Je déteste qu'on dise : « Il est seize heures vingt-et-une. » Le temps légal est invivable. Pour moi, il sera toujours « quatre heures vingt ». Et encore, un « quatre heures et quart » m'aurait amplement suffi. Le jour a deux faces, deux visages, deux demeures. Il y a la demeure qui s'étend de minuit à midi, et celle qui va de midi à minuit. Elles ne sont pas équivalentes. L'une prend sa source dans la ténèbre, l'autre dans la lumière : les deux crépuscules ne procèdent pas de la même substance.
Dans mon enfance, et jusque dans les années 90, les montres devaient être remises à l'heure périodiquement. Nous n'étions jamais exactement à l'heure. Il y avait toujours une légère incertitude quant à l'heure exacte. Cette incertitude, ce léger écart qui pouvait exister entre le temps des horloges officielles et celui des montres au poignet, je les regrette. Non seulement je les regrette mais je pense qu'ils étaient le signe tangible d'un monde plus humain. Les horloges n'avaient pas raison, pas complètement. Elles n'étaient qu'un indice parmi d'autres. L'écart, de quelques secondes, de quelques minutes, parfois, entre le temps officiel et le temps réel (celui de l'individu en rapport avec ses semblables), était le signe d'un monde littéraire. Imagine-t-on une marquise qui sortirait « à dix-sept heures trois » ? Dans ce monde-là, la vérité était plus importante que l'exactitude. C'était un monde dans lequel on pouvait encore se faufiler dans les interstices du sens (et d'ailleurs, le sens tout entier ne se trouve-t-il pas dans les interstices du réel ?). Le retard et l'anticipation (au sens musical) constituaient une sorte de jeu, dans lequel l'être de chacun trouvait sa place singulière et flottante, avec la souplesse et la justesse qui caractérisent le particulier, l'irremplaçable. La langue n'était pas encore complètement asservie au sens, collée à lui comme le vulgaire sparadrap dont on ne peut jamais se débarrasser, elle avait encore cette liberté et ce pouvoir qui lui viennent de la littérature. Chacun savait alors que le contexte disait autant que le texte, chacun savait que la recherche du temps perdu était plus importante que celle du temps exact. Les corps avaient encore ce tact et ce goût que seule permet la poésie du geste, et l'on sait que la poésie n'est rien sans l'impossibilité de faire coïncider absolument le mot avec son avènement.

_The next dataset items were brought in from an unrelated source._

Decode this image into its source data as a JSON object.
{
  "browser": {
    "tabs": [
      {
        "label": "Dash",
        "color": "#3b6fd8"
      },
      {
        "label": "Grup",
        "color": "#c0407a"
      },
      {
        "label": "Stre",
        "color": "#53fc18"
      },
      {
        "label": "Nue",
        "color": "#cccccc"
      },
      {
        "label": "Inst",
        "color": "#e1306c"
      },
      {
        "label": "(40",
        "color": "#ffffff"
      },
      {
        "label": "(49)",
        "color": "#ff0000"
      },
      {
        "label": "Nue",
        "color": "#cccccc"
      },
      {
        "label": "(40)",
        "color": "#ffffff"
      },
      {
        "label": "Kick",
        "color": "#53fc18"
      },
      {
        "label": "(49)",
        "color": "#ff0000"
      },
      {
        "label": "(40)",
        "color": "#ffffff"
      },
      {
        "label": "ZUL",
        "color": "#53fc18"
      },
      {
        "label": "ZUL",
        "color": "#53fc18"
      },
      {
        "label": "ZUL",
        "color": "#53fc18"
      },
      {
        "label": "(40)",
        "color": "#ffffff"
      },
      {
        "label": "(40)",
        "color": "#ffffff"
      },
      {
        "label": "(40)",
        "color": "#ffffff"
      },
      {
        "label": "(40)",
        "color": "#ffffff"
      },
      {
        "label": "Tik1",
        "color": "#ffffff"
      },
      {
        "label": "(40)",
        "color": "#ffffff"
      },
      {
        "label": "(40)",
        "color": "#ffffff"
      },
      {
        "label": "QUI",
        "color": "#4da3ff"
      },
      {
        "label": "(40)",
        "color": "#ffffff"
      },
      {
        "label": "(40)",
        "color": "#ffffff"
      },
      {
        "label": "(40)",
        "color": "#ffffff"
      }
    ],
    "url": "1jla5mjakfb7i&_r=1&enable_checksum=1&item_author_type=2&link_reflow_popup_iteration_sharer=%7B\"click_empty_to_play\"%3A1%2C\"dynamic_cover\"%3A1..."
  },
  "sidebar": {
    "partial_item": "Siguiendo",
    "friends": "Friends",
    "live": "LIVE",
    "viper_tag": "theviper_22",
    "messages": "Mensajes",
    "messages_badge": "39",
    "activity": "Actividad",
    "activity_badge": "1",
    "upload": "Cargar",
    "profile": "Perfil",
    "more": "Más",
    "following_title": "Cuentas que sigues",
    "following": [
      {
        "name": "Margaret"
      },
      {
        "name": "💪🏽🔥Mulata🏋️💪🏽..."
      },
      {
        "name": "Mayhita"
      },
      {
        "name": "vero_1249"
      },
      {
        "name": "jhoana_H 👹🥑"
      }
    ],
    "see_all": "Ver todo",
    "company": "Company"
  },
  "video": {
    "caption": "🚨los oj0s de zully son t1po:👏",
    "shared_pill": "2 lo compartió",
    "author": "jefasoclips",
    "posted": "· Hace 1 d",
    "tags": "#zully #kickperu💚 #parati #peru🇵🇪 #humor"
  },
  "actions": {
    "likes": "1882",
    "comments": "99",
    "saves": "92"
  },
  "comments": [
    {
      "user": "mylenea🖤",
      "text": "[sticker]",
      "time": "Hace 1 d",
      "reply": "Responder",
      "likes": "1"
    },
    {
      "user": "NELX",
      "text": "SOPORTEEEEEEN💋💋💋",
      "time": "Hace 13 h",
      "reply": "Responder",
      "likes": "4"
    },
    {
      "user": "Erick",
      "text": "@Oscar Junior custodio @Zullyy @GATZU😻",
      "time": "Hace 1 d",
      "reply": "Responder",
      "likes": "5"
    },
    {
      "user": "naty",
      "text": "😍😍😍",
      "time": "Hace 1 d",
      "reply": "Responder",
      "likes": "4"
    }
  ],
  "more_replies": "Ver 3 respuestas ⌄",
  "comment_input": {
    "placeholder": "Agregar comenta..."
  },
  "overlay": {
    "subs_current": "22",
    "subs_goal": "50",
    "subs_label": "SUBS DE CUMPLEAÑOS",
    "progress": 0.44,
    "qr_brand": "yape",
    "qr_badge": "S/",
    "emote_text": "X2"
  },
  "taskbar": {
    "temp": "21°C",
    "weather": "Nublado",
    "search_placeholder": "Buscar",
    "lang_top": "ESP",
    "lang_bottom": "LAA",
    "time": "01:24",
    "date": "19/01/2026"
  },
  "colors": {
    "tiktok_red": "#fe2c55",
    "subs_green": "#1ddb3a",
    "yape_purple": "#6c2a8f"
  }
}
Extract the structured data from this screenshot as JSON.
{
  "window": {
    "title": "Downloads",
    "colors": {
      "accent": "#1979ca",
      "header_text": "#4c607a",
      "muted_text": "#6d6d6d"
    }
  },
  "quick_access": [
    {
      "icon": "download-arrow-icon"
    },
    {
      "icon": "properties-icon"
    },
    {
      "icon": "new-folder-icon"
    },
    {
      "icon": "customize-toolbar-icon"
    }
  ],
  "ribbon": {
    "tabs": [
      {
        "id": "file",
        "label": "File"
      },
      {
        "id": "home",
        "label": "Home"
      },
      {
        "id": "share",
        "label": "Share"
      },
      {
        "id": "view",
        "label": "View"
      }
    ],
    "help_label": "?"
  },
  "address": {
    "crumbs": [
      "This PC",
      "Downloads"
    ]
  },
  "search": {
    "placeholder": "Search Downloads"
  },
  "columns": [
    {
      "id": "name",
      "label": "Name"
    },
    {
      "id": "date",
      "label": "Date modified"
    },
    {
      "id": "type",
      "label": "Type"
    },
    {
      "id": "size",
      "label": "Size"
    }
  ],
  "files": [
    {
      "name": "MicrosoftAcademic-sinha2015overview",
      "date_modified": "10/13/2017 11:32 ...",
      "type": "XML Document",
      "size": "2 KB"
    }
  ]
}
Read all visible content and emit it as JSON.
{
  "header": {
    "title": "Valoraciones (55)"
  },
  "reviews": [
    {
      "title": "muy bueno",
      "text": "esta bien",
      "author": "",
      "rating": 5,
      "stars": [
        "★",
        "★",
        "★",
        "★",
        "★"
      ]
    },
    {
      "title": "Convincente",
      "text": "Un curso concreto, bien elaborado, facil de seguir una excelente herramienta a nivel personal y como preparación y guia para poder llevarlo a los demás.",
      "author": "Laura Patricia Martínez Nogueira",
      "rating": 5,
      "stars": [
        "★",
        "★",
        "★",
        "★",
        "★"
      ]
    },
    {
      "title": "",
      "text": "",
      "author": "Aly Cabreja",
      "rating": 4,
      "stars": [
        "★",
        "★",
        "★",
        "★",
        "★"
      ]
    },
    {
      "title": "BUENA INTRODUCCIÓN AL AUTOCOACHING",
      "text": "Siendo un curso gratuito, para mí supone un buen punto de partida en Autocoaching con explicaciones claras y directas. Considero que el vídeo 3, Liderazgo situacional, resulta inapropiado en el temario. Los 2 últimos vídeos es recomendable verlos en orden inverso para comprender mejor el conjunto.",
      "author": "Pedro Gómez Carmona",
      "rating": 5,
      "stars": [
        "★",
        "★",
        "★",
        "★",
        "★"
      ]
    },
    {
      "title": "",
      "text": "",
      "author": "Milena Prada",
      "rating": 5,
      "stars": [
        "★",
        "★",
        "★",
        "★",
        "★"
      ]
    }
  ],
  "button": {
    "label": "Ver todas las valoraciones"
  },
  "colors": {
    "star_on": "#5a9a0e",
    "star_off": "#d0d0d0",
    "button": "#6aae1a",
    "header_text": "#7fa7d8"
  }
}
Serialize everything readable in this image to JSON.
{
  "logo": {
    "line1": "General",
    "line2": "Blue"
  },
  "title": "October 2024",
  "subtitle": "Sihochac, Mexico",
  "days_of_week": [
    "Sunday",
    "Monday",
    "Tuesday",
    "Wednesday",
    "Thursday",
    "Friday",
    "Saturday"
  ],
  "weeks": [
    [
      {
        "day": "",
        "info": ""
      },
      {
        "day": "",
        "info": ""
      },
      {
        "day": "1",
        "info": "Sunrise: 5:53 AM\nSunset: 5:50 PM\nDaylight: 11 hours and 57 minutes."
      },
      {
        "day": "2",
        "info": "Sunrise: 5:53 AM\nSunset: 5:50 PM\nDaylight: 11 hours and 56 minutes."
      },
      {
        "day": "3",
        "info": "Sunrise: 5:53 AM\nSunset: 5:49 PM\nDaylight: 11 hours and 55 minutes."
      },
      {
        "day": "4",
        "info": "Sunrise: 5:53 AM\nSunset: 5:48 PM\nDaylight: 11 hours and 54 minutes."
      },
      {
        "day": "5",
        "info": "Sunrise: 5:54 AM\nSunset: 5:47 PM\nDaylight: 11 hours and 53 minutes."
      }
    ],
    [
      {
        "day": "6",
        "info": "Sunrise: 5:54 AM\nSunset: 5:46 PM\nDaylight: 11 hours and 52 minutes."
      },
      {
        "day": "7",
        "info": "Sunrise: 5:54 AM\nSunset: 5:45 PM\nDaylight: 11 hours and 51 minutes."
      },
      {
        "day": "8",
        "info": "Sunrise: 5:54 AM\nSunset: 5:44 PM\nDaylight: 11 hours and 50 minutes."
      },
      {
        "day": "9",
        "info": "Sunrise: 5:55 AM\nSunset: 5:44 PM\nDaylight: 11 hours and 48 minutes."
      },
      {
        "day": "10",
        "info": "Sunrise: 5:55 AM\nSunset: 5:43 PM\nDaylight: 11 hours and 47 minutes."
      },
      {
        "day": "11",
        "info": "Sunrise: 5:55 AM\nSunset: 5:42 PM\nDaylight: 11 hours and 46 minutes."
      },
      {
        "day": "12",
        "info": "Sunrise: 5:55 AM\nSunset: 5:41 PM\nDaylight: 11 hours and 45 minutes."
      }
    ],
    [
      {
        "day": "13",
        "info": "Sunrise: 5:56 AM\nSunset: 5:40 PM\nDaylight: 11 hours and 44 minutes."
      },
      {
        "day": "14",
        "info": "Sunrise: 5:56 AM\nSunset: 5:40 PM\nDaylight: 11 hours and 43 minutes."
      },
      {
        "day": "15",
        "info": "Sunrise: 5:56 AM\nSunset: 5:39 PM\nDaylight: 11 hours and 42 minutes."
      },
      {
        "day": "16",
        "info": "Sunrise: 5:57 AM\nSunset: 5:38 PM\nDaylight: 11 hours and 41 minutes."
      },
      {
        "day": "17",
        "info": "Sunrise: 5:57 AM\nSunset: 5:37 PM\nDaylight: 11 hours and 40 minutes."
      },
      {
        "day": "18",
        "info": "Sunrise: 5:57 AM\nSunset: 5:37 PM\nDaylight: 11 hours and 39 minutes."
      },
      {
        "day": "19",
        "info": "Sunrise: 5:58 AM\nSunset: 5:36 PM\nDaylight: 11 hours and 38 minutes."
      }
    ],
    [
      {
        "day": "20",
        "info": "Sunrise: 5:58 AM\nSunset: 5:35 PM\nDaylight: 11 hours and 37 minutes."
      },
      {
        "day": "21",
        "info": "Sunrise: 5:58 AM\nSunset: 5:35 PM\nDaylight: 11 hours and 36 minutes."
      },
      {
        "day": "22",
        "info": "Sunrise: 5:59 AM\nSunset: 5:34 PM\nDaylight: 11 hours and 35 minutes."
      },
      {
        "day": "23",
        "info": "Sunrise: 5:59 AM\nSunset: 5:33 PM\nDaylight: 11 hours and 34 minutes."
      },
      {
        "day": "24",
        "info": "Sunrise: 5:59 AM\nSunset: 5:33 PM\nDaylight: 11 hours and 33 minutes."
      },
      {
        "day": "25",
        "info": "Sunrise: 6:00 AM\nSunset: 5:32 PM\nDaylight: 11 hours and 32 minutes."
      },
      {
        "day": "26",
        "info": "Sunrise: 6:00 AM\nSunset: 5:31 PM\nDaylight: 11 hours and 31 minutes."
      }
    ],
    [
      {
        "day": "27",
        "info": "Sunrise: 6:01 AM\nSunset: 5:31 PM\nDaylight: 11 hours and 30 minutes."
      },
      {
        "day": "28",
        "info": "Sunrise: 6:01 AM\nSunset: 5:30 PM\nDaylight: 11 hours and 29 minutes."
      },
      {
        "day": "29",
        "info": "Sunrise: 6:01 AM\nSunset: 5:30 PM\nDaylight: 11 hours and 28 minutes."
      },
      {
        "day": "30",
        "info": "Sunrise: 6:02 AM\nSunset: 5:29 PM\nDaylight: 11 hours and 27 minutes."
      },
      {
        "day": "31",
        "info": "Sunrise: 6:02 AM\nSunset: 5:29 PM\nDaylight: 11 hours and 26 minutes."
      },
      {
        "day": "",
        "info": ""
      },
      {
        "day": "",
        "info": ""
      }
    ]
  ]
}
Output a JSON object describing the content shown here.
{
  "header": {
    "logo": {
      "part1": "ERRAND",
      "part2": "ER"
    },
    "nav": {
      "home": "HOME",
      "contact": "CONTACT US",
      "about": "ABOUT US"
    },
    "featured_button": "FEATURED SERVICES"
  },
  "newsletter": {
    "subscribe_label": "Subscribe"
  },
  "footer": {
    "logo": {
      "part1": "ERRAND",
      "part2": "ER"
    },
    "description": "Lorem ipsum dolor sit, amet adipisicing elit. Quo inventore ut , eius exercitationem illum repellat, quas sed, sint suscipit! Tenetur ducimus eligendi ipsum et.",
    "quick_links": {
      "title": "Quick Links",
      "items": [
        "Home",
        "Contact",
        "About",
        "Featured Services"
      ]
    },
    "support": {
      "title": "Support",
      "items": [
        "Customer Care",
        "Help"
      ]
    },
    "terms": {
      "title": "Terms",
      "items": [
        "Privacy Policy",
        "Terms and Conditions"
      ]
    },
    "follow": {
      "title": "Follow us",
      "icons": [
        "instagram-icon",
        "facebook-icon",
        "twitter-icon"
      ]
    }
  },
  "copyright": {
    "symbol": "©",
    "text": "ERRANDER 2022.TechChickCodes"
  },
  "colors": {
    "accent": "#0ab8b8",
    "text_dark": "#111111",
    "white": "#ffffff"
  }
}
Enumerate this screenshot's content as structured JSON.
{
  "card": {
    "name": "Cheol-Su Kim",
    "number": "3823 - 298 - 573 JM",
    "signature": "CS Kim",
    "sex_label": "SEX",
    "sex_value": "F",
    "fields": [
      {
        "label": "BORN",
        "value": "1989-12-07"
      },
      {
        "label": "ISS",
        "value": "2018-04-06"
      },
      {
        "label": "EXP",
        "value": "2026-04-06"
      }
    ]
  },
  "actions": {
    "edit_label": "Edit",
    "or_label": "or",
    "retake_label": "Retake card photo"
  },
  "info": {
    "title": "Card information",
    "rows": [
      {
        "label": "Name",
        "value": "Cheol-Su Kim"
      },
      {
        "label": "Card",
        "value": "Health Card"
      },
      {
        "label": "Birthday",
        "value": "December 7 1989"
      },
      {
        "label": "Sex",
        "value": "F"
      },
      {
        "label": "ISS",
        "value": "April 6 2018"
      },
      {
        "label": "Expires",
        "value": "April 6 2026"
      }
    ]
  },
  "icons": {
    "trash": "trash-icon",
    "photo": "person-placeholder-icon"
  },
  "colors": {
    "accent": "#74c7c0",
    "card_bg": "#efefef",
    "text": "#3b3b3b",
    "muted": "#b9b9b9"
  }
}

Remettre sa montre à l'heure, et, plus encore, être contraint de le faire régulièrement, c'est une preuve d'humilité, et c'est admettre que nous ne coïncidons jamais tout à fait avec la vérité, que celle-là est toujours au-delà de notre inscription réelle dans le temps. Le temps des horloges atomiques est un temps continu, mort, qui déroule son incommensurable éternité le long d'une droite insensée et désespérante. Le temps des heures et des années est un temps strié, cyclique, et courbe, qui se lit sur la figure d'une spirale. Cette spirale est un visage que nous pouvons habiter.